We should also take a look at whether it provides more decimal places in orbital parameters, as that could allow for more accurate orbits.

mworion commented 3 years ago

From what I see, there are no more decimal places, but adds some more fields than in the text file:

{ "H": 18.9, "G": 0.15, "Num_obs": 103, "rms": 0.41, "U": "1", "Arc_years": "1994-2019", "Perturbers": "M-v", "Perturbers_2": "38h", "Principal_desig": "1994 WY1", "Epoch": 2458600.5, "M": 298.5756, "Peri": 155.25303, "Node": 232.63124, "i": 5.79199, "e": 0.3747765, "n": 0.2341911, "a": 2.6066884, "Ref": "E2019-P40", "Num_opps": 3, "Computer": "MPCLINUX", "Hex_flags": "0005", "Last_obs": "2019-08-04", "Tp": 2458862.78324, "Orbital_period": 4.2085615, "Perihelion_dist": 1.6297628, "Aphelion_dist": 3.583614, "Semilatus_rectum": 1.1202798, "Synodic_period": 1.3116661, "Orbit_type": "Object with perihelion distance < 1.665 AU" }

and it avoids the nasty compressed dates etc. Docs are available: ()That's a real benefit for accessing. And as I'm a little bit lazy, it's easy as you could access directly the dict. Loading does like json does. If I try to load the full MPC file (, 613 MB)I ran out of memory.

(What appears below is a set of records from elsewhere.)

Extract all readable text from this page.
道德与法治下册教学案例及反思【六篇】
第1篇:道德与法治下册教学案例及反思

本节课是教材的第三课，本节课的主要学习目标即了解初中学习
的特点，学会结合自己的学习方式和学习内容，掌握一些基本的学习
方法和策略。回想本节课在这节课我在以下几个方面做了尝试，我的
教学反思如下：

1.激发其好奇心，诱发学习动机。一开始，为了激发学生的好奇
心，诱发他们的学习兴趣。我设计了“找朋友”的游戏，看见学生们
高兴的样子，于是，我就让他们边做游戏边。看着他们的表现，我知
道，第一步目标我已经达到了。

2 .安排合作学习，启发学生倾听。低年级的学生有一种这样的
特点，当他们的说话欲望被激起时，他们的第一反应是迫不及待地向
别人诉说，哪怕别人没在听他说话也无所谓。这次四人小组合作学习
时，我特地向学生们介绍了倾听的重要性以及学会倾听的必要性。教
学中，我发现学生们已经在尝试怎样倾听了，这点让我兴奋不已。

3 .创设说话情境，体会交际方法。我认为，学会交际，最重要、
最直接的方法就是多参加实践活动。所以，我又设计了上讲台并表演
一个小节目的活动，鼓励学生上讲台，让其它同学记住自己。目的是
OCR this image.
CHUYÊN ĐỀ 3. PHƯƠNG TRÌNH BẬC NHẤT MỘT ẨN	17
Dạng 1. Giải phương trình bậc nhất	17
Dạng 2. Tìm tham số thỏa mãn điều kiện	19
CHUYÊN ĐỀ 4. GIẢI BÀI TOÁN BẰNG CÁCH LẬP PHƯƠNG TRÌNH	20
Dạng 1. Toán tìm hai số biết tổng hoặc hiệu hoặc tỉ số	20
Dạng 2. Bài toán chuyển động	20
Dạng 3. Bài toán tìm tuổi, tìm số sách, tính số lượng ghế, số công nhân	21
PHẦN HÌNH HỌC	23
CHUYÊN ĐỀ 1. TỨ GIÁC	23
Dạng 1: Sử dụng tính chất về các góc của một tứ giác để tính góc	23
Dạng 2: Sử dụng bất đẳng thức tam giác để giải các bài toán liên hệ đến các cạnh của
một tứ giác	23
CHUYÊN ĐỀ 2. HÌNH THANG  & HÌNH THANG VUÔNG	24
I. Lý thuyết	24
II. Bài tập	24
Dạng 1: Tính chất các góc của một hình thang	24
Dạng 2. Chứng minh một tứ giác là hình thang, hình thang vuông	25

I give you some times out of the list from https://www.minorplanetcenter.net/data

Orbits for Near Earth Asteroids (NEAs): download took 0.8510456085205078 unzip took 0.0049779415130615234 json load took 0.015008211135864258

Orbits from the latest DOU MPEC: download took 1.3170678615570068 unzip took 0.1071016788482666 json load took 0.2768704891204834

Orbits for Potentially Hazardous Asteroids (PHAs) download took 1.1340773105621338 unzip took 0.025032520294189453 json load took 0.03396964073181152

Orbits for TNOs, Centaurs and SDOs download took 0.9000532627105713 unzip took 0.01816582679748535 json load took 0.044861793518066406

if you still like my software, you could test this on windows (as my mount manufacturer only has a windows updater from programming the mount. But reading the data from internet and displaying it is available on Mac or Ubuntu, too

Michel

brandon-rhodes commented 3 years ago

From what I see, there are no more decimal places…

Loading does like json does. If I try to load the full MPC file (, 613 MB)I ran out of memory.

That is my general issue with JSON: it is massively redundant if instead of using it to transmit lists of coordinates ({"ra_list":[1,2,3]}), every single coordinate is given its own object ([{"ra": 1}, {"ra": 2}, {"ra": 3}]), which is the more typical way to use JSON as a data format. From other work over on my sgp4 library, I have come to strongly prefer formats like CSV which amortize the cost of the list of names across multiple rows or values.

So I think that Skyfield for now will stick with table-based MPC formats, especially if the JSON offers no additional precision.

Thanks for drawing our attention to the alternate format, though!